Sunday 15 January 2012

public space

There was a recent exhibition at the Glasgow Lighthouse on Cedric Price, and part of this was a handout newspaper on a number of student projects looking at public space in Glasgow. The teams each took a segment of Glasgow, starting from the centre and heading out, to consider public space available, and make interventions.


Cedric Price was a somewhat whimsical theorist, and the interventions were often whimsical.


Nevertheless the point remains, it is public space that makes our modern environment work, or frustrate. And looking at public space it is very often dismal. It is not intentionally bad, it was not designed by some Bond villain to drive us to despair, but it is uninspiring, unambitious, unnoticed, unloved, lacking in ability.

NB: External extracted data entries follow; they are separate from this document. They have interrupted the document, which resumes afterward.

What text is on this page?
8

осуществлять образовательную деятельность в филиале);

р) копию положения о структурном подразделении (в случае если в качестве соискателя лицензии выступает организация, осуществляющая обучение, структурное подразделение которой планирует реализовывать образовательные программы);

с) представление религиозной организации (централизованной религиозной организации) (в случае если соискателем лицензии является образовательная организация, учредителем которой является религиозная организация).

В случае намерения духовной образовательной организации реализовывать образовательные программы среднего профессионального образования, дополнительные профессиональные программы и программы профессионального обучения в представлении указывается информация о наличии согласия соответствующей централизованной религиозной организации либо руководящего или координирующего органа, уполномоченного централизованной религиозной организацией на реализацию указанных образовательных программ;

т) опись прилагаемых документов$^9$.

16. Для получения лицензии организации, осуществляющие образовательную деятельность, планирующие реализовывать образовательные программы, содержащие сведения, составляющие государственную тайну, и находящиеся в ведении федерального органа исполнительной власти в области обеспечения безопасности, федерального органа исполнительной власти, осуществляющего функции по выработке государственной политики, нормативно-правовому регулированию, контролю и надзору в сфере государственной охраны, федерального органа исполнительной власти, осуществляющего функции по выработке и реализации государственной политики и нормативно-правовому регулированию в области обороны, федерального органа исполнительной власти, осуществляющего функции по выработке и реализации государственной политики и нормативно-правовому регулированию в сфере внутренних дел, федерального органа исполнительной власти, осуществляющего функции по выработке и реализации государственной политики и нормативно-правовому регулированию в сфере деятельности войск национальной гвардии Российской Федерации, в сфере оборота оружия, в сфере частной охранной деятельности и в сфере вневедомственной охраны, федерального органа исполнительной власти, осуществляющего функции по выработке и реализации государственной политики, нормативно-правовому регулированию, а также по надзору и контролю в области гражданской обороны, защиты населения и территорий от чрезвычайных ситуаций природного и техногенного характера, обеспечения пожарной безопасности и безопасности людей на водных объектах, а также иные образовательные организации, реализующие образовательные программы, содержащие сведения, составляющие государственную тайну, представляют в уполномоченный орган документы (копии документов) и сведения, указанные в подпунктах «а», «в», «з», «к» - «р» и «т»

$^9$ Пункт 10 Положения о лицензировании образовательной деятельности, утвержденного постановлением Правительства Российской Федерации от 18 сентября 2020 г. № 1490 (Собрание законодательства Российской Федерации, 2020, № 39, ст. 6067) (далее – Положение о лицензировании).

Public space is the space that falls between the bits that anyone cares about. Public space is the bits that we all own, but no one individual owns. Public space is that stuff that no one is proud of. Public space is the bits where we leave the litter to accumulate unless the council come to take it away.


But public space is, it is the space that defines our spaces. The tourists see public space, the visitors see public space, we see public space. It is the public space that creates the image of the city, the town, the village. We expect the bank to look impressive, we expect the expensive houses to look expensive, and run down ones to look run down. But it is the public space that sets the bar.


We should be more ambitious with public space, we should demand more from it. We should take more ownership of it. We should quietly clear away some of the junk and smarten it up.


We should celebrate the public space that works, and complain about the public space that does not.


You can tell when public space works. People walk, or drive slowly, they cycle, they sit. For really good public space people will walk dogs, or play, or sit outdoors eating or stop and talk. Public space can be designed, but it only works when people think it works. Too often it is designed to look good, without actually working. That peculiar branch of ergonomics where street furniture is designed to deter people from sitting too long, or even relaxing. Hence metal seats and stone benches.


It is people that make public space work, and we deserve better, and we should make it better.